The king of silent movies famously made a whole film mocking Adolf Hitler. In The Great Dictator, Charlie Chaplin ridiculed the German dictator’s stature and pomposity, winning him fans around the world. However, according to some scholars, Chaplin’s views on fascism weren’t so clear-cut. Before laughing at Hitler on the big screen, the clown had gone through a phase of admiring the Italian Fascist leader Benito Mussolini. What’s more, there’s evidence to suggest that his views remained unchanged right up until the eve of the Second World War.
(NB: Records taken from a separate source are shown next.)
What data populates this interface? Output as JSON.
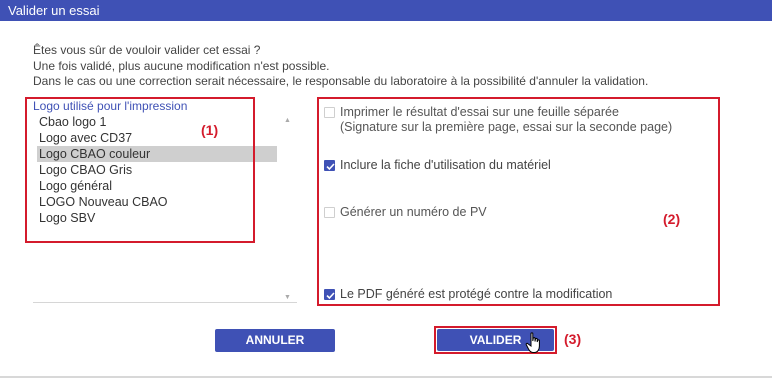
{
  "dialog": {
    "title": "Valider un essai"
  },
  "intro": {
    "line1": "Êtes vous sûr de vouloir valider cet essai ?",
    "line2": "Une fois validé, plus aucune modification n'est possible.",
    "line3": "Dans le cas ou une correction serait nécessaire, le responsable du laboratoire à la possibilité d'annuler la validation."
  },
  "logo_list": {
    "legend": "Logo utilisé pour l'impression",
    "selected": "Logo CBAO couleur",
    "items": [
      "Cbao logo 1",
      "Logo avec CD37",
      "Logo CBAO couleur",
      "Logo CBAO Gris",
      "Logo général",
      "LOGO Nouveau CBAO",
      "Logo SBV"
    ]
  },
  "options": {
    "separate_sheet": {
      "label_line1": "Imprimer le résultat d'essai sur une feuille séparée",
      "label_line2": "(Signature sur la première page, essai sur la seconde page)",
      "checked": false
    },
    "include_equipment_sheet": {
      "label": "Inclure la fiche d'utilisation du matériel",
      "checked": true
    },
    "generate_pv_number": {
      "label": "Générer un numéro de PV",
      "checked": false
    },
    "pdf_protected": {
      "label": "Le PDF généré est protégé contre la modification",
      "checked": true
    }
  },
  "buttons": {
    "cancel": "ANNULER",
    "validate": "VALIDER"
  },
  "annotations": {
    "marker1": "(1)",
    "marker2": "(2)",
    "marker3": "(3)"
  },
  "colors": {
    "accent": "#3f51b5",
    "annotation_red": "#d41b2c",
    "selected_row": "#cfcfcf"
  }
}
Chaplin visited Italy in 1931. He wrote to friends back in the United States, stating that he was “impressed with its atmosphere. Discipline and order were omnipresent. Hope and desire seemed in the air”. Even in 1938, the Hollywood superstar was effusive in his praise for Mussolini, telling friends and acquaintances that he was a great man who had brought order to his country. At the same time, however, Chaplin was always opposed to Nazism, not least due to its antisemitic underpinnings. Indeed, it was he who pushed hard to get The Great Dictator released, even when diplomats were stressing it could be too offensive to Hitler and the German people.